During this period, Allen revolutionized model railroading with realistic operations, lighting (including night lighting), and weathering of models. He used forced perspective to enhance the illusion of realism, and only allowed photography under his conditions.

== Death and fire ==
John Allen suffered at least one heart attack in the 1960s. As his health declined, he continued to work to complete the Gorre & Daphetid. In a telephone conversation with Linn Westcott, he suggested that he would drive the last spike in the spring of 1973, and that Linn should come for a visit then. In 1972, he was already suggesting that things might not be going well, and wondering "what to do with the railroad" in letters to a friend. He suffered a fatal heart attack on the evening of January 6, 1973.

=== Fire ===
Ten days after Allen died, some friends gathered for an operating session and discussion on the preservation of the railroad in accordance with Allen's wishes. When they left, someone set a small gas furnace in the train room to 65 °F. Allen had rarely used the furnace, because he liked to keep the house cool, or possibly because it was not vented correctly. He had covered it with tar paper.

This caused a fire, investigators later determined, according to Linn Westcott's book Model Railroading with John Allen. The fire was quickly reported and extinguished fast enough to save the house, but it destroyed the final, still-unfinished incarnation of Allen's railroad. Linn Westcott was asked by John's brother Andrew Allen to see whether the layout could be salvaged. They tried to save the "French Gulch" section, but it collapsed as they moved it after two hours of work.

The damage was mainly contained to the layout room, and the house was rehabilitated and sold.

A few model railroad items attributed to Allen survive and have been authenticated.

== Legacy ==
The first wide public mention of Allen's death was an obituary penned by editor Tony Koester in the March 1973 issue of Railroad Model Craftsman. "John Allen was an institution, Although his material had appeared in print on countless occasions (the December 1947 issue of Railroad Model Craftsman featured a John Allen cover), reader enthusiasm for his well known HO scale Gorre & Daphetid never wore down," Koester wrote. "The hobby has lost an all-time great."

The April 1973 issue of Model Railroader magazine contained an obituary by editor Linn Westcott and a cover photo of Allen.

The January 2003 issue of Model Railroader contained a remembrance of him 30 years after his death.

Former Model Railroader editor Linn Westcott's final book, entitled Model Railroading with John Allen, was published posthumously in 1981. Westcott died in 1980 while writing the book. It contained various quotes and photographs from Allen demonstrating his techniques.

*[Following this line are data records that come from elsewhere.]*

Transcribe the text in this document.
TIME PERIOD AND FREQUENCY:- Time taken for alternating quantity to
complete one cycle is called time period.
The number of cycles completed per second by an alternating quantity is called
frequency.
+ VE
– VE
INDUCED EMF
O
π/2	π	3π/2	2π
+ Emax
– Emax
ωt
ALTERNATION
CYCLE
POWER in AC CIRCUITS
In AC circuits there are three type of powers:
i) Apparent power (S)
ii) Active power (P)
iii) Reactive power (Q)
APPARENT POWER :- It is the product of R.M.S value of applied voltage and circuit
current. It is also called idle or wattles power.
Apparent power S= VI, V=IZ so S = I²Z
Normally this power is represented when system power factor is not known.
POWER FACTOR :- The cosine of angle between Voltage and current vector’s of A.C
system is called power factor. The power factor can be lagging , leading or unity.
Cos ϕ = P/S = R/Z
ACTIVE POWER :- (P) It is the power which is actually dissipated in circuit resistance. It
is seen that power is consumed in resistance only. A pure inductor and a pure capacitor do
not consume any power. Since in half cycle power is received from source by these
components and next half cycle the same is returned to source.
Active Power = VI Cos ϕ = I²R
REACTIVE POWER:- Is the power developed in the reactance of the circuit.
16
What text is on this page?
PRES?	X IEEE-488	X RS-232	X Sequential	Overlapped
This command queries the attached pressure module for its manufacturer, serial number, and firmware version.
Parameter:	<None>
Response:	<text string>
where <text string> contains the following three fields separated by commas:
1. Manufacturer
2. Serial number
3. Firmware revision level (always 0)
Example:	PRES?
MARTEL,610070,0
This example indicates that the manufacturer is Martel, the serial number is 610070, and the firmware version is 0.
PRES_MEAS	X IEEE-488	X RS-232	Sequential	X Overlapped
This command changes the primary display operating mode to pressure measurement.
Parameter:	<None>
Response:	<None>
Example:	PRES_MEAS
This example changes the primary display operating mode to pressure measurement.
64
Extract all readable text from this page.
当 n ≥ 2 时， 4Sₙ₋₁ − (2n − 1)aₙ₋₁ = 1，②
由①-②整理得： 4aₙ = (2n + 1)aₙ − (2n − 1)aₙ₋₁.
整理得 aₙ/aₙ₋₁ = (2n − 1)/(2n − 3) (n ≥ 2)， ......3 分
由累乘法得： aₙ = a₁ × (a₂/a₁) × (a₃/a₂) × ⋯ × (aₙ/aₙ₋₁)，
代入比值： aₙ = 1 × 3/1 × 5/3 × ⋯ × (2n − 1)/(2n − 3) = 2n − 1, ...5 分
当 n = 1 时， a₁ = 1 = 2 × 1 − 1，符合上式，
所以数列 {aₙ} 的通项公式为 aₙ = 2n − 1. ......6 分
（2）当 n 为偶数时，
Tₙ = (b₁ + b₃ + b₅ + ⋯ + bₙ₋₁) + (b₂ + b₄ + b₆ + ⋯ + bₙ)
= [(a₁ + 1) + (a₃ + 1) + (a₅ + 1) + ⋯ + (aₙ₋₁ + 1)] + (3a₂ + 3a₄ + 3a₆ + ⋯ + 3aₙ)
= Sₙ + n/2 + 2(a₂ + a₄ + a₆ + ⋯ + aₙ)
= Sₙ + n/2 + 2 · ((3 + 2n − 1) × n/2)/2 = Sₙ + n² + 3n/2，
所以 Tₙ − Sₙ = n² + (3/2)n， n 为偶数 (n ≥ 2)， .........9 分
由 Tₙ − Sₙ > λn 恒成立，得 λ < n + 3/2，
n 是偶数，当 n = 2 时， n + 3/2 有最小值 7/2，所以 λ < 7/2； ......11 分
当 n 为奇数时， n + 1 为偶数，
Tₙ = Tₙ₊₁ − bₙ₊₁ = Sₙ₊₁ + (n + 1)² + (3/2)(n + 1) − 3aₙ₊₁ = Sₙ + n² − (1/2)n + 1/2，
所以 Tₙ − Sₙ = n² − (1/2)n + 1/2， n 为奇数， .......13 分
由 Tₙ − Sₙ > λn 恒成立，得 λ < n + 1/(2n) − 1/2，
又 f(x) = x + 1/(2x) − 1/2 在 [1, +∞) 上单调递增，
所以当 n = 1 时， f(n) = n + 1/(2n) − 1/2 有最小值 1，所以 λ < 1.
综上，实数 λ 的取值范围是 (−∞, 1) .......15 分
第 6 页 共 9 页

There is a video about John Allen's railroad by Sunday River Productions called The Gorre & Daphetid with footage shot by Richard Reynolds with a small intro by Glenn Beier who also operated on the G&D. Glenn Beier says "it is the only motion picture ever made of the world's most famous model railroad". Until February 2007, only a VHS copy of the video was for sale. Now both VHS and DVD versions are available.